The federal government has subpoenaed information from Pennsylvania State University related to the child sex abuse case that forced the resignations of several top administrators and the university's renowned football coach, The Philadelphia Inquirer reported. A university spokeswoman confirmed the existence of the information request, but declined to provide any information about the nature of the information requested about Jerry Sandusky, the former assistant football coach whose alleged sexual assaults of children have brought state charges against him and two former Penn State administrators. The subpoenas came from the U.S. attorney's office in Harrisburg, whose officials could not be reached by the Inquirer Thursday.
Students attending for-profit colleges received $280 million of the $563 million spent last year by the Department of Defense on tuition assistance for active-duty members of the military, according to a new study by the majority staff of the U.S. Senate Committee on Health, Education, Labor and Pensions. Six for-profit college companies collected 41 percent of the total expenditure.

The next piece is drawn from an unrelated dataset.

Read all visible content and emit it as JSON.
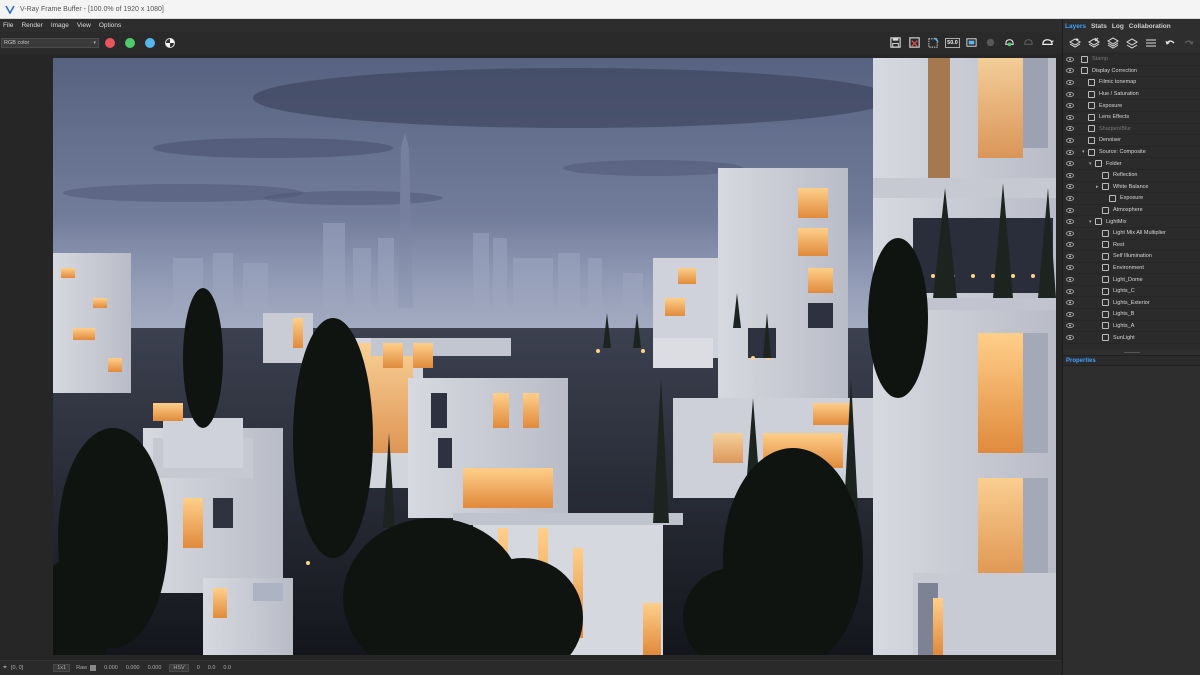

The study also analyzed Department of Defense spending on on education benefits for military spouses. For-profits received $40 million of that $65 million, with $12 million going to for-profits that are not eligible to participate in federal financial aid programs. As the report noted, those institutions operate outside of the government's "regulatory regime set up to ensure minimal levels of program integrity."
Bryn Mawr College announced Thursday that it will host a workshop by the gay performance artist Tim Miller, whose scheduled appearance was called off by Villanova University officials, The Philadelphia Inquirer reported. The Bryn Mawr program will be open to Villanova students. The cancellation of Miller's faculty-invited appearance at Villanova has angered many faculty members there and elsewhere, who see the move as a violation of academic freedom. A statement from Bryn Mawr said: "Bryn Mawr College is a community of scholars with a long history of honoring freedom of expression.... Bryn Mawr's commitment to freedom of expression means that speakers who conduct themselves within the college's general guidelines are entitled to express their ideas without hindrance, no matter how unpopular or controversial their ideas might be."